Eu pensava: “Será que Ele está referindo-se à Sua natureza humana?” e confesso que por muito tempo eu não estava bem certo sobre o que “Fiho do Homem” signficava. Ao que parece esta confusão ainda permeia a cabeça de muita gente, seja gente estudiosa ou não.

Por exemplo, Karen Armstong, ex-freira, em seu best-seller “A history of God” (“Uma história de Deus”), afirma que o termo “Fiho do Homem” servia para “enfatizar a fraqueza e a mortalidade da condição humana”, assim Jesus sabia que “era um ser humano frágil que um dia haveria de sofrer e morrer”.(1)

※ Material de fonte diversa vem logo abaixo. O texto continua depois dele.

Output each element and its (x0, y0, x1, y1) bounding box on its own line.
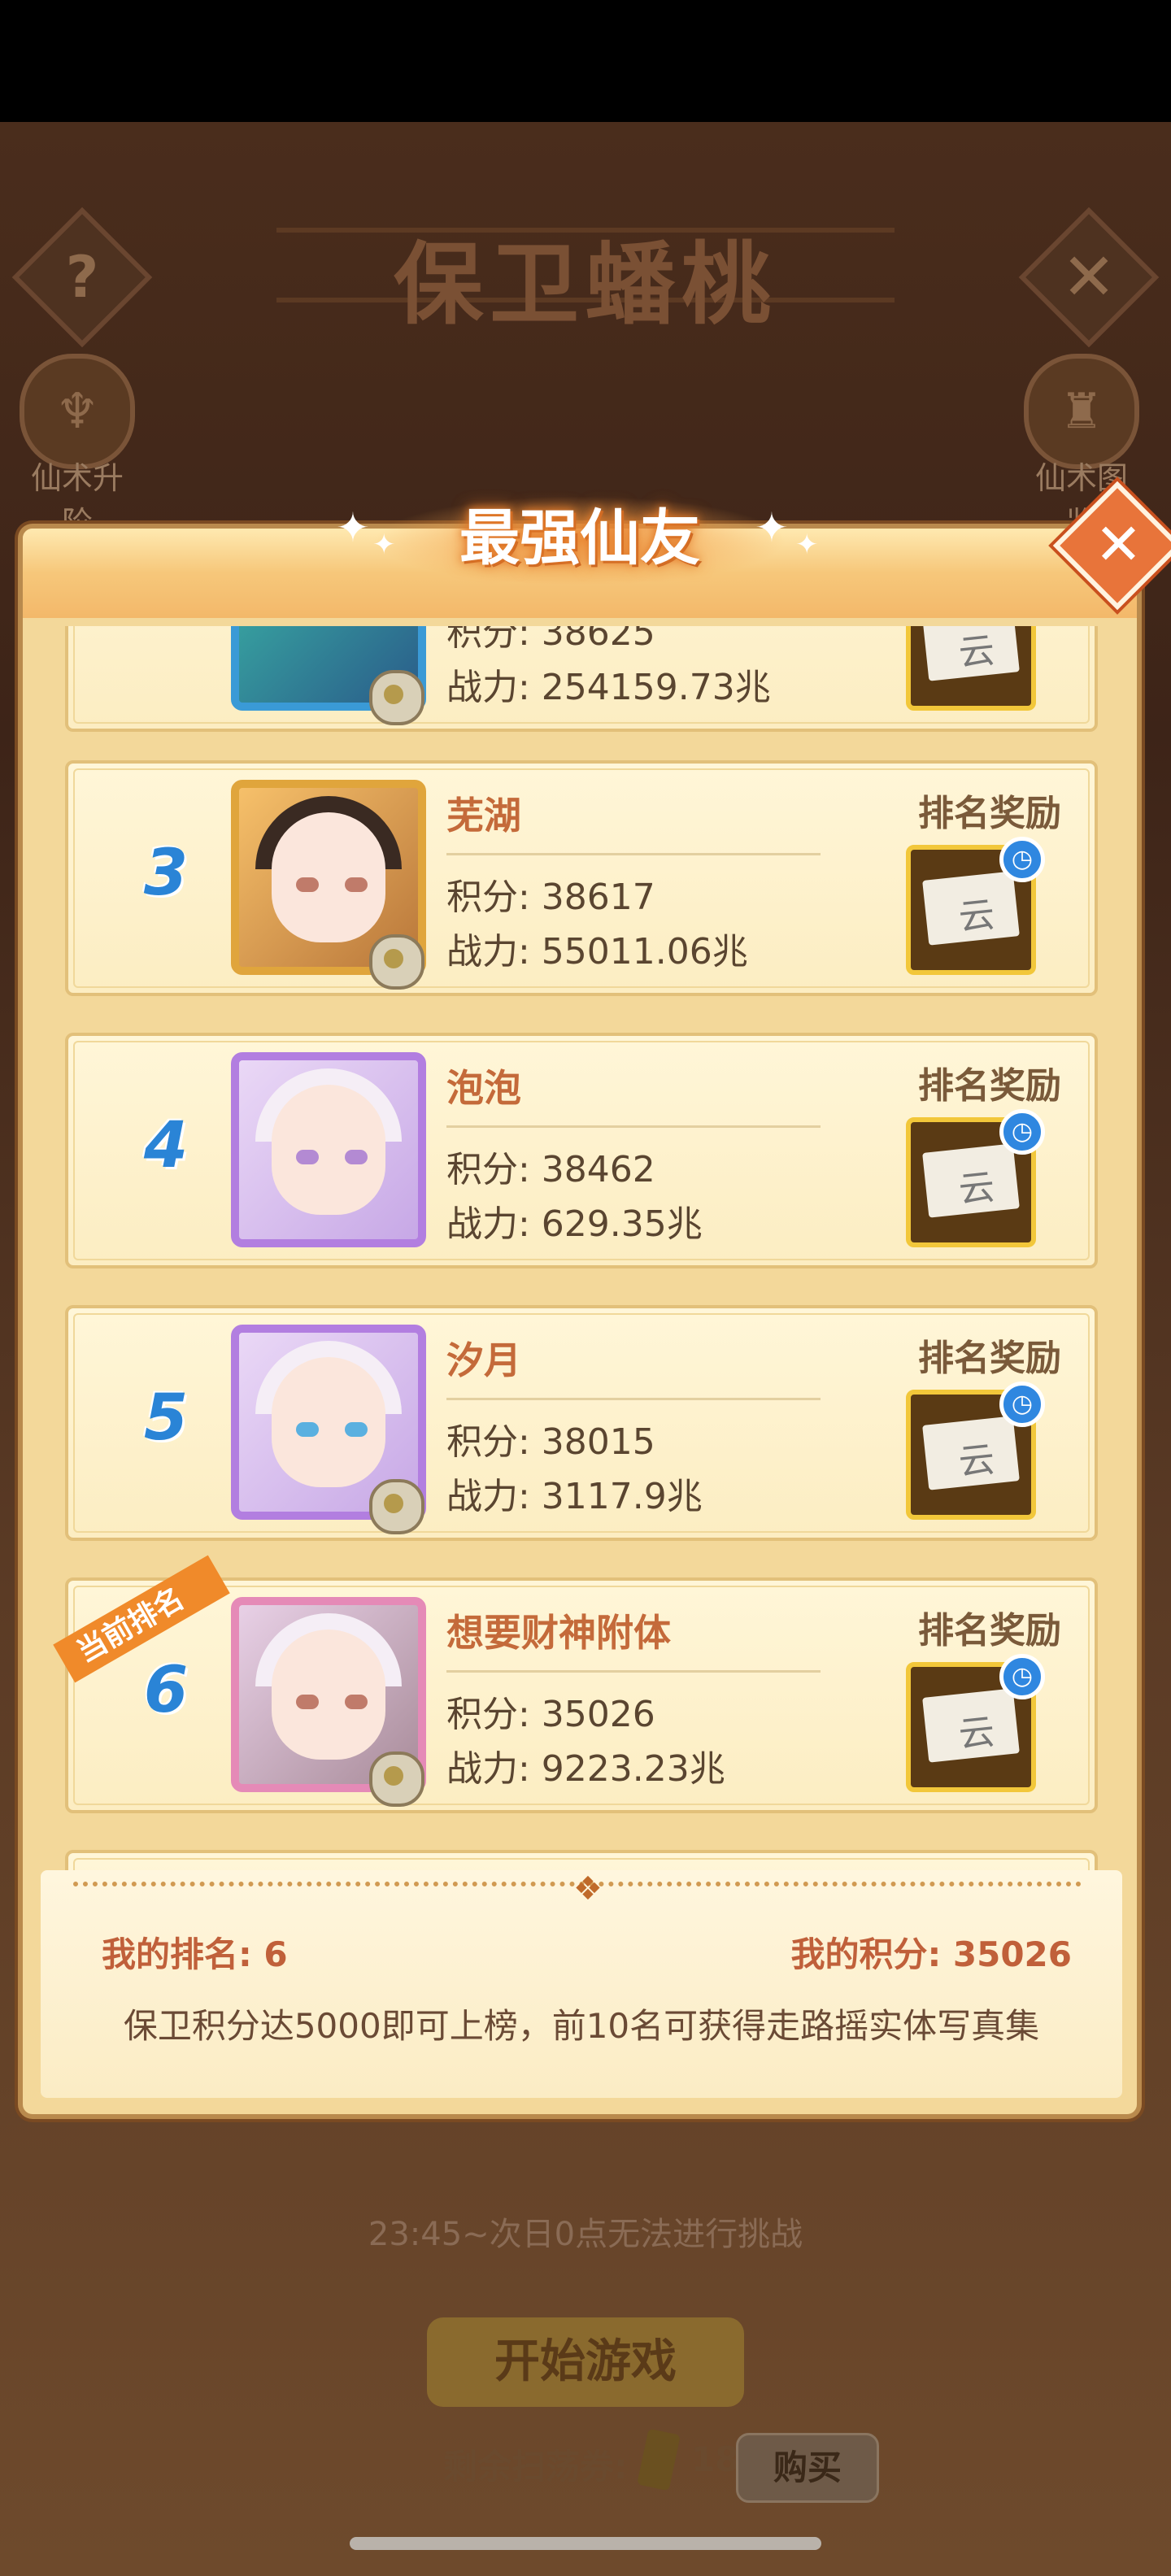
buy-button[interactable]: 购买 (736, 2433, 879, 2503)
player-name: 想要财神附体 (446, 1611, 671, 1655)
my-rank-footer: ❖ 我的排名: 6 我的积分: 35026 保卫积分达5000即可上榜，前10名… (41, 1870, 1122, 2098)
rank-number: 5 (143, 1382, 189, 1455)
leaderboard-list[interactable]: 积分: 38625 战力: 254159.73兆 云 3 芜湖 积分: 3861… (41, 626, 1106, 1870)
avatar-eye (296, 1150, 319, 1164)
list-item: 4 泡泡 积分: 38462 战力: 629.35兆 排名奖励 云 ◷ (65, 1033, 1098, 1268)
medal-icon (369, 1479, 424, 1534)
player-name: 汐月 (446, 1338, 521, 1382)
sweep-ticket-icon (637, 2428, 681, 2491)
rank-number: 6 (143, 1654, 189, 1727)
player-score: 积分: 38625 (446, 626, 655, 654)
start-game-button[interactable]: 开始游戏 (427, 2317, 744, 2407)
list-item (65, 1850, 1098, 1870)
player-power: 战力: 629.35兆 (446, 1203, 703, 1245)
home-indicator[interactable] (350, 2537, 821, 2550)
avatar-face (272, 1630, 385, 1760)
avatar-eye (345, 877, 368, 892)
diamond-ornament-icon: ❖ (573, 1870, 603, 1908)
player-score: 积分: 38015 (446, 1421, 655, 1463)
divider (446, 1125, 821, 1128)
my-rank: 我的排名: 6 (102, 1934, 288, 1974)
spell-upgrade-icon: ♆ (20, 354, 135, 469)
sweep-ticket-label: 剩余扫荡券: (443, 2447, 628, 2487)
list-item: 5 汐月 积分: 38015 战力: 3117.9兆 排名奖励 云 ◷ (65, 1305, 1098, 1541)
player-power: 战力: 55011.06兆 (446, 931, 748, 973)
photo-card-icon: 云 (922, 1688, 1020, 1763)
rank-number: 4 (143, 1109, 189, 1182)
reward-label: 排名奖励 (918, 1065, 1061, 1107)
clock-icon: ◷ (999, 1382, 1045, 1427)
close-icon: ✕ (1095, 511, 1143, 578)
question-icon: ? (65, 244, 99, 311)
player-power: 战力: 254159.73兆 (446, 667, 771, 708)
avatar-eye (296, 877, 319, 892)
avatar-face (272, 1357, 385, 1487)
divider (446, 1670, 821, 1673)
sparkle-icon: ✦ (795, 529, 819, 561)
sparkle-icon: ✦ (755, 504, 789, 551)
challenge-time-hint: 23:45~次日0点无法进行挑战 (368, 2216, 803, 2253)
avatar-eye (296, 1695, 319, 1709)
divider (446, 853, 821, 855)
player-score: 积分: 38617 (446, 877, 655, 918)
photo-card-icon: 云 (922, 871, 1020, 946)
leaderboard-rules-note: 保卫积分达5000即可上榜，前10名可获得走路摇实体写真集 (123, 2006, 1040, 2046)
avatar-face (272, 1085, 385, 1215)
avatar-face (272, 812, 385, 942)
reward-label: 排名奖励 (918, 1610, 1061, 1651)
player-power: 战力: 3117.9兆 (446, 1476, 703, 1517)
game-title: 保卫蟠桃 (394, 233, 777, 337)
photo-card-icon: 云 (922, 1143, 1020, 1218)
medal-icon (369, 934, 424, 990)
clock-icon: ◷ (999, 1654, 1045, 1699)
avatar-eye (345, 1150, 368, 1164)
close-icon: ✕ (1061, 239, 1117, 315)
reward-label: 排名奖励 (918, 1338, 1061, 1379)
rank-number: 3 (143, 837, 189, 910)
modal-title: 最强仙友 (459, 503, 700, 573)
sparkle-icon: ✦ (336, 504, 370, 551)
photo-card-icon: 云 (922, 1416, 1020, 1490)
card-border (73, 1858, 1090, 1870)
list-item-current: 6 想要财神附体 积分: 35026 战力: 9223.23兆 排名奖励 云 ◷… (53, 1555, 1098, 1813)
spell-codex-icon: ♜ (1024, 354, 1139, 469)
status-bar (0, 0, 1171, 122)
clock-icon: ◷ (999, 1109, 1045, 1155)
avatar[interactable] (231, 1052, 426, 1247)
avatar-eye (345, 1422, 368, 1437)
list-item: 3 芜湖 积分: 38617 战力: 55011.06兆 排名奖励 云 ◷ (65, 760, 1098, 996)
clock-icon: ◷ (999, 837, 1045, 882)
player-power: 战力: 9223.23兆 (446, 1748, 725, 1790)
medal-icon (369, 1751, 424, 1807)
reward-label: 排名奖励 (918, 793, 1061, 834)
my-score: 我的积分: 35026 (790, 1934, 1072, 1974)
reward-item[interactable]: 云 (906, 626, 1036, 711)
player-name: 泡泡 (446, 1066, 521, 1110)
photo-card-icon: 云 (922, 626, 1020, 681)
list-item: 积分: 38625 战力: 254159.73兆 云 (65, 626, 1098, 732)
player-score: 积分: 35026 (446, 1694, 655, 1735)
avatar-eye (296, 1422, 319, 1437)
sparkle-icon: ✦ (372, 529, 396, 561)
divider (446, 1398, 821, 1400)
medal-icon (369, 670, 424, 725)
avatar-eye (345, 1695, 368, 1709)
player-name: 芜湖 (446, 794, 521, 838)
player-score: 积分: 38462 (446, 1149, 655, 1190)
sweep-ticket-count: 18 (691, 2439, 739, 2479)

O Dr. Willian Lane Craig, considerado um dos maiores teólogos de nosso tempo, não concorda com Karen. Ele afirma que “É muito comum a idéia de a expressão ‘Filho do Homem’ ser usada em referência à humanidade de Jesus, assim como a expressão contrária, Fiho de Deus, remeter à sua divindade. Acontece que a realidade é o oposto. O Filho do Homem era uma figura divina do livro de Daniel, no Antigo Testamento, que surgia no final do mundo para julgar a humanidade e reinar para todo o sempre. Portanto, autodenominar-se Filho do Homem seria, na verdade, reivindicar para si a divindade.” (2)

Pois bem, em quem você aposta? Em Karen ou no Dr. Craig?

Dr. Craig em sua afirmação refere-se à Daniel 7,13-14 onde lemos:

Em minha visão à noite, vi alguém semelhante a um filho de homem, vindo com as nuvens dos céus. Ele se aproximou do ancião e foi condizido à sua presença. Ele recebeu autoridade, glória e o reino: todos os povos, nações e homens de todas as línguas o adoraram. Seu domínio é um domínio eterno que não acabará, e seu reino jamais será destruído.”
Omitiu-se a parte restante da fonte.